The Kingdom of God becomes visible in us when we begin to pull away from the world, and here, I do not mean in a physical sense, at least not for long periods of time. Physically, we are in this world, and we must interact with others if we hope to spread the Gospel of salvation and the love of Christ to others. Rather, we “pull away” from the world by striving to live the new life given to us. As Paul wrote to the Ephesians,
Now this I say and testify in the Lord, that you must no longer walk as the Gentiles do, in the futility of their minds. They are darkened in their understanding, alienated from the life of God because of the ignorance that is in them, due to their hardness of heart. They have become callous and have given themselves up to sensuality, greedy to practice every kind of impurity. But that is not the way you learned Christ!— assuming that you have heard about Him and were taught in Him, as the truth is in Jesus, to put off your old self, which belongs to your former manner of life and is corrupt through deceitful desires, and to be renewed in the spirit of your minds, and to put on the new self, created after the likeness of God in true righteousness and holiness.
The new self is the child of God born of the Spirit and participating in the divine life of Christ’s Kingdom. Daily, we are to strive to grow in righteousness and holiness that God’s likeness will be visible in us. How dramatically different we would appear to the world! The evidence of corrupted, darkened minds abounds around us. Mocking God, whole sectors of our culture are alienated and ignorant of God, treating others callously and selfishly, and are wholly given to sensual (physical) gratification.
In contrast, the children of God are called to be light to the darkness, as Christ brought light into our world. We are to love a sinful and broken world as Christ loved us before we ever repented a single sin - much less loved Him. That is our message to the world as well. The Ascension calls us to live out of that reality, the reality of the Kingdom, not the reality of this world. We are to grow in virtue and holiness with the help of the Spirit of God in us. Our soul is to begin its ascent toward the Kingdom while living in this mortal body.

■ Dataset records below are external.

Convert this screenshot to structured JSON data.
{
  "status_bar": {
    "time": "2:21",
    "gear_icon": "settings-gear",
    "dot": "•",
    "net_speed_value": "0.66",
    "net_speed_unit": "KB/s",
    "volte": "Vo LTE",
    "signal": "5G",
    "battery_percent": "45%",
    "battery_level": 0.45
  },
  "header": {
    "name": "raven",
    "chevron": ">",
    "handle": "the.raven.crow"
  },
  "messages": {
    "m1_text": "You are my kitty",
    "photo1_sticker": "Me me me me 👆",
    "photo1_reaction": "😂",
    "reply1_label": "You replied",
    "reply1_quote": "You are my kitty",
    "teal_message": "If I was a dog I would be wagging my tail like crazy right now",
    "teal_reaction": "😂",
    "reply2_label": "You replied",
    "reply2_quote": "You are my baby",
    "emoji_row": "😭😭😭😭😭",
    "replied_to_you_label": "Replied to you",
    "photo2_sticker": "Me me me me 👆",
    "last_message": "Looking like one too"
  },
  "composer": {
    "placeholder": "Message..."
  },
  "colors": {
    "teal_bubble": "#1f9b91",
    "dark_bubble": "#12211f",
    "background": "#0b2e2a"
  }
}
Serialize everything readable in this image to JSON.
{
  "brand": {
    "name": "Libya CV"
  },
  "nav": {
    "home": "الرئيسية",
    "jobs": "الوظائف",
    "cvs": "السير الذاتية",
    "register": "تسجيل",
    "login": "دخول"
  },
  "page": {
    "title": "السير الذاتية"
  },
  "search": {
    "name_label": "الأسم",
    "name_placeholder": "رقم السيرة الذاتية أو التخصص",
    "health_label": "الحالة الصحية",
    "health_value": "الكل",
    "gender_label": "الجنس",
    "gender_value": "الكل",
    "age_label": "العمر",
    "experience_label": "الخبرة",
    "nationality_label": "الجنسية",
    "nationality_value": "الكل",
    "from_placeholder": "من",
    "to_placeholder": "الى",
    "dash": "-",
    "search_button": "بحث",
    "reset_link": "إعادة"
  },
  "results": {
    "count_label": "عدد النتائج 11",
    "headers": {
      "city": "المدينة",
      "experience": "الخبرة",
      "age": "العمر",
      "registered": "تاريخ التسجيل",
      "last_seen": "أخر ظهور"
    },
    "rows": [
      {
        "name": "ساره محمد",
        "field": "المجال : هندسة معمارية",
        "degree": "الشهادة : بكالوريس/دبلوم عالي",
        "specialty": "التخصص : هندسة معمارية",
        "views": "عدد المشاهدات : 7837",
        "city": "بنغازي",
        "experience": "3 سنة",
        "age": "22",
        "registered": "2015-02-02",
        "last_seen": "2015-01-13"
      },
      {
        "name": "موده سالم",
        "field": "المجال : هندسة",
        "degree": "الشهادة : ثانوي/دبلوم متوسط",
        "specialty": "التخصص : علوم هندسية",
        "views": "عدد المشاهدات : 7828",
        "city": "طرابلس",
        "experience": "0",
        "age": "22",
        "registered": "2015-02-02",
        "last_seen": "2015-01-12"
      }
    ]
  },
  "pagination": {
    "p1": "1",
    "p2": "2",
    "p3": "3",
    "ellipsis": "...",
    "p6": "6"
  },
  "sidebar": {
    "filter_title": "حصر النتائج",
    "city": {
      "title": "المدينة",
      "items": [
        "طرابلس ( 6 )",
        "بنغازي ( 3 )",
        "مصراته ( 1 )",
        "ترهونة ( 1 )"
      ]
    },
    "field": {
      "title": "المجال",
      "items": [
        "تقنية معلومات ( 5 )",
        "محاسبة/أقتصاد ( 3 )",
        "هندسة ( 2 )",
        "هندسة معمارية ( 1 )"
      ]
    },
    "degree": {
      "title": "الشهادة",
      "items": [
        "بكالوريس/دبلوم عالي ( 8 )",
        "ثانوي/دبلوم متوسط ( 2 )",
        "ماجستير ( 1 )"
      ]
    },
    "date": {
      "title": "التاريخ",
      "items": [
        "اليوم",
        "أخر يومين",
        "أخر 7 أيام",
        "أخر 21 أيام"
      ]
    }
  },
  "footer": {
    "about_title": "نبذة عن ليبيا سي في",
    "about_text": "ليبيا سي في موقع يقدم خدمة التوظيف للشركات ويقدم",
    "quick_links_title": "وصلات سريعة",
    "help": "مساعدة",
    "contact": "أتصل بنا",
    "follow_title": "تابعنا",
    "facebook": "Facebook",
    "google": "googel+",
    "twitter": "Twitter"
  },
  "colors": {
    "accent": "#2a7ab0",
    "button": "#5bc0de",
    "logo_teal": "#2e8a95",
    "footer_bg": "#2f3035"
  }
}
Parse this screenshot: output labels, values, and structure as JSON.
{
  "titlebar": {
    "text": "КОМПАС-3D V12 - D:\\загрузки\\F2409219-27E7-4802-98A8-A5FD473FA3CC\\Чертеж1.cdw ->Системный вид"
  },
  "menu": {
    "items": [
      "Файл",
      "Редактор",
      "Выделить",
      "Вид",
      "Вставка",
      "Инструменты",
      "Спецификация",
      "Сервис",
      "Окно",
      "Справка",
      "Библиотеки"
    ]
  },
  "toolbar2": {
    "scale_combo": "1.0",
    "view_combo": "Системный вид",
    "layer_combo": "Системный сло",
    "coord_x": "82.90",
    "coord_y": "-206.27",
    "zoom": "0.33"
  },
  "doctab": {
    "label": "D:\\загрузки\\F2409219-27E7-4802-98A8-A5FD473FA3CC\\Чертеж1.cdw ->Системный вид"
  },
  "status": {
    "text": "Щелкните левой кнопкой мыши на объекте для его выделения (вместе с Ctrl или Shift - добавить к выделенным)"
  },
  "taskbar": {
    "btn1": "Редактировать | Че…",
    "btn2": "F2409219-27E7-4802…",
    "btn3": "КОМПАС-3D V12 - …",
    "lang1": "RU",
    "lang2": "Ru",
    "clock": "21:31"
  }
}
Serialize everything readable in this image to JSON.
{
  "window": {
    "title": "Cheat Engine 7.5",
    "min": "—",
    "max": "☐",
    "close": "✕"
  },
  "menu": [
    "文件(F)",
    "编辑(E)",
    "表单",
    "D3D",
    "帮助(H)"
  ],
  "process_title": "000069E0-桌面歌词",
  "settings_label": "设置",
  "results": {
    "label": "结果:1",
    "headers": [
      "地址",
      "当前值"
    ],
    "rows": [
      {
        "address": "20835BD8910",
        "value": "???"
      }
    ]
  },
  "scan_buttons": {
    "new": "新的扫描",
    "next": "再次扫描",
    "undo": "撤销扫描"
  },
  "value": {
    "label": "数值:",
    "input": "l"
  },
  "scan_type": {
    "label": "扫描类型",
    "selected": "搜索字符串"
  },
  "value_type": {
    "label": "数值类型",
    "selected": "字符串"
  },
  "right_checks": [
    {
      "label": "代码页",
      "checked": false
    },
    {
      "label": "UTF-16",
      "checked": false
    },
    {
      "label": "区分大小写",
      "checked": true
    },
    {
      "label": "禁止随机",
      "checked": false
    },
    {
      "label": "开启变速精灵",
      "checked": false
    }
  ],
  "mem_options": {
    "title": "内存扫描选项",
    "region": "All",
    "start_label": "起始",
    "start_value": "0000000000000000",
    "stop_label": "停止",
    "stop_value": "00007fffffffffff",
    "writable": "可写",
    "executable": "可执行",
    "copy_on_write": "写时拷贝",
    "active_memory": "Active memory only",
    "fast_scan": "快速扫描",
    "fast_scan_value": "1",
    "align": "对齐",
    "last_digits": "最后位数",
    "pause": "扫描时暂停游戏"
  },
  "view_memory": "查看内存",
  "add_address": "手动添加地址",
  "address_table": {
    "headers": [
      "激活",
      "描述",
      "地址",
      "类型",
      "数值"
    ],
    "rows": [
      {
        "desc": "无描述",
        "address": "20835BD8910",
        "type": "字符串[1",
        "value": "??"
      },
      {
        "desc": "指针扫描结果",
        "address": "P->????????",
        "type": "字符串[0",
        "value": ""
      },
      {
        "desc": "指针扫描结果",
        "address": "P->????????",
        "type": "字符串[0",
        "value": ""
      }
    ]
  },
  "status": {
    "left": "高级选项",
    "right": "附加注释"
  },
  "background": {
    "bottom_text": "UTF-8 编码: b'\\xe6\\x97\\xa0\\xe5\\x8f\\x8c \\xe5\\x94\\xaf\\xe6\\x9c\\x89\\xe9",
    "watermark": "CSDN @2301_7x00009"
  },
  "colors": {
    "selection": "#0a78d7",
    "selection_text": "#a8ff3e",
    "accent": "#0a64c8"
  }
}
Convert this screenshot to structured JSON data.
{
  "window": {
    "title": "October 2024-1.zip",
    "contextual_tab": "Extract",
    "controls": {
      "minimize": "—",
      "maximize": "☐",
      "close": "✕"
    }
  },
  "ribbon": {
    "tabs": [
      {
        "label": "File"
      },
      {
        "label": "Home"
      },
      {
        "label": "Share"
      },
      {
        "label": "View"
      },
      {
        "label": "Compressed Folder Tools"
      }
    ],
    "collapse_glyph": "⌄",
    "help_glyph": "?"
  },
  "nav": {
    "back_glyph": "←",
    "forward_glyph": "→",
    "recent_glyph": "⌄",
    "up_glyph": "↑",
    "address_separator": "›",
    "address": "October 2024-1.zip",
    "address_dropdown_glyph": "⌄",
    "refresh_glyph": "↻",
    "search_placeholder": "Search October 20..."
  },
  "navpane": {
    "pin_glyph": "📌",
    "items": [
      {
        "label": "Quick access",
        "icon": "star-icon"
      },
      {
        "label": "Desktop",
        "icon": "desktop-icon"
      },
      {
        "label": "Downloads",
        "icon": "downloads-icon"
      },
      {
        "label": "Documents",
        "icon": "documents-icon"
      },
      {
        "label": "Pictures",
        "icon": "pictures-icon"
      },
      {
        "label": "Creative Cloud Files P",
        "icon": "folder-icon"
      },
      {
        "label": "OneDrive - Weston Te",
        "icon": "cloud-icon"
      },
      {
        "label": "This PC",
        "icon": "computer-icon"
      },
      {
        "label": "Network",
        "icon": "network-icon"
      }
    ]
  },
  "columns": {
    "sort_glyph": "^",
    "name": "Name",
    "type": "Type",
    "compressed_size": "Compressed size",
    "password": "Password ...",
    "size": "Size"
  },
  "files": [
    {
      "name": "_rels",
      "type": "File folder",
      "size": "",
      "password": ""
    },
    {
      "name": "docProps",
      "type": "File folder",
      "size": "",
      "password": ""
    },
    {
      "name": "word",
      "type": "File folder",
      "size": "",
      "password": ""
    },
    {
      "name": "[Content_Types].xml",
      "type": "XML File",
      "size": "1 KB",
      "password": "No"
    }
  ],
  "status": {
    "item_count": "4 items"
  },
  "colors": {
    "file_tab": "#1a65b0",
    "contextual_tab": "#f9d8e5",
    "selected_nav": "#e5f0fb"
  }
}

As the two men told the disciples, we are not to invest ourselves in speculation about a finite kingdom that’s far smaller than God’s own. Nor are we to spend all our time gazing toward heaven and wondering about Christ’s return. He will come visibly as He departed visibly. Until then, we live lives that are the intersection between heaven and earth, hopefully in increasing degree as we mature in Christ Jesus.
Today, we stop and celebrate the Ascension. What we see is not all there is - not even close! The great cloud of witnesses is present to us. Those we love are nearer than we know. In due time, our relationships will be fully restored in divine beauty and glory. This is a magnificent promise! Today is day worthy of commemorative worship and rejoicing! Jesus’ Ascension opened the gates of heaven for human beings. Don’t miss the majesty, the wonder, the audacity of God to open His Kingdom to the likes of you and me.